Donnell Stewart, chief of risk management, briefed the finance committee on the Bureau of Risk Management’s function, claim volumes and projected costs. Stewart said the bureau purchases insurance, administers self-insurance, manages workers’ compensation and oversees subrogation for the city.
Stewart told the committee the city receives roughly 700 liability claims annually and displayed department-level claim breakdowns (police showed a higher liability total in FY24 owing to a fatal automobile incident). He said actuarial projections for FY26 indicate general liability costs up about 6%, liability up 4% and workers’ compensation costs up about 11%, driven largely by rising medical costs and higher workers’ compensation trends nationally. Stewart said firefighters’ workers’ compensation claims have grown because state law expanded presumptions for certain cancers.

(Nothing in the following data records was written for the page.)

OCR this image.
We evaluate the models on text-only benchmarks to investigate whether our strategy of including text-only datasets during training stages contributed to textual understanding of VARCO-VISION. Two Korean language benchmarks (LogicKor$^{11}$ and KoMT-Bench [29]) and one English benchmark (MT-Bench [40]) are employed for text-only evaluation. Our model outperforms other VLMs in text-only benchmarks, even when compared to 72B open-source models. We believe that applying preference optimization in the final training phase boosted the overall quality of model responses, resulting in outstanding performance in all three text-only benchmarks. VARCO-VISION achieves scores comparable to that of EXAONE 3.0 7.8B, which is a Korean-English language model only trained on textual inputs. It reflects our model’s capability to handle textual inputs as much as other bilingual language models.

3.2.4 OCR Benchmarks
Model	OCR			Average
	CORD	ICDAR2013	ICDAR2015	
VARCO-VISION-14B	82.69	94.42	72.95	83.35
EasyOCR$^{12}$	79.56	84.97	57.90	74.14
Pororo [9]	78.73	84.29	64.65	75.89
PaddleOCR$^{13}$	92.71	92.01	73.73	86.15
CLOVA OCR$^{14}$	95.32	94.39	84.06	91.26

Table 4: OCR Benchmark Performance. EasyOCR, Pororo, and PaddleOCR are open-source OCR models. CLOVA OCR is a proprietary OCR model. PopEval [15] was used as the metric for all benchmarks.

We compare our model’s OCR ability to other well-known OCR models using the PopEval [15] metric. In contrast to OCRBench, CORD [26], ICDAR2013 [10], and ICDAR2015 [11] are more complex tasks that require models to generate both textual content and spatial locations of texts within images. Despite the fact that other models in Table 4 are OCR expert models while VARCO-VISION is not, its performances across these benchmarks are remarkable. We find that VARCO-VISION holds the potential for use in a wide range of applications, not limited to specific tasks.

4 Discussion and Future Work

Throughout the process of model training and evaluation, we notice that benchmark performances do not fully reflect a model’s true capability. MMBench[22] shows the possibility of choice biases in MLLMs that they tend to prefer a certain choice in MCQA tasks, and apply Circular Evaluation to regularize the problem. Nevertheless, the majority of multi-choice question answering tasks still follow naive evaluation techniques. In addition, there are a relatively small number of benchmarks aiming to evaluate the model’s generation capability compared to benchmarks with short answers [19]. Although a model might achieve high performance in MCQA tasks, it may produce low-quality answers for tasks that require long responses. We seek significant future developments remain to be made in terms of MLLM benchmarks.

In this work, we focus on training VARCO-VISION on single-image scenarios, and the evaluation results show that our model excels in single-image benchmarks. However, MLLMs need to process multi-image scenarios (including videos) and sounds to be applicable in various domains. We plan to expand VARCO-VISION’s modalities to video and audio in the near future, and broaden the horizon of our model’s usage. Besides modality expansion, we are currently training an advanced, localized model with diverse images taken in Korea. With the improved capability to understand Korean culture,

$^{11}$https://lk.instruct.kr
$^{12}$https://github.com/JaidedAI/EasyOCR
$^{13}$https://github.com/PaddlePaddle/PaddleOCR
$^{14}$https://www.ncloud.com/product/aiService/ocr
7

Committee members asked for a more detailed analysis showing claim counts and paid-claim amounts by department and by claim type, and for recommendations on prevention measures, including steps to limit exposure that may drive firefighter cancer claims. Stewart said he would provide the requested department-level breakdown and additional detail and indicated he could deliver the material within about a week.
The committee also discussed risk-management involvement in contract review, indemnification clauses and forecasting; Stewart said the bureau uses third-party actuarial projections to estimate expected costs.
Ending: The committee requested a department-level breakdown of claims paid and received, recommendations to mitigate high-cost exposures, and more precise benchmarking vs. peer municipalities.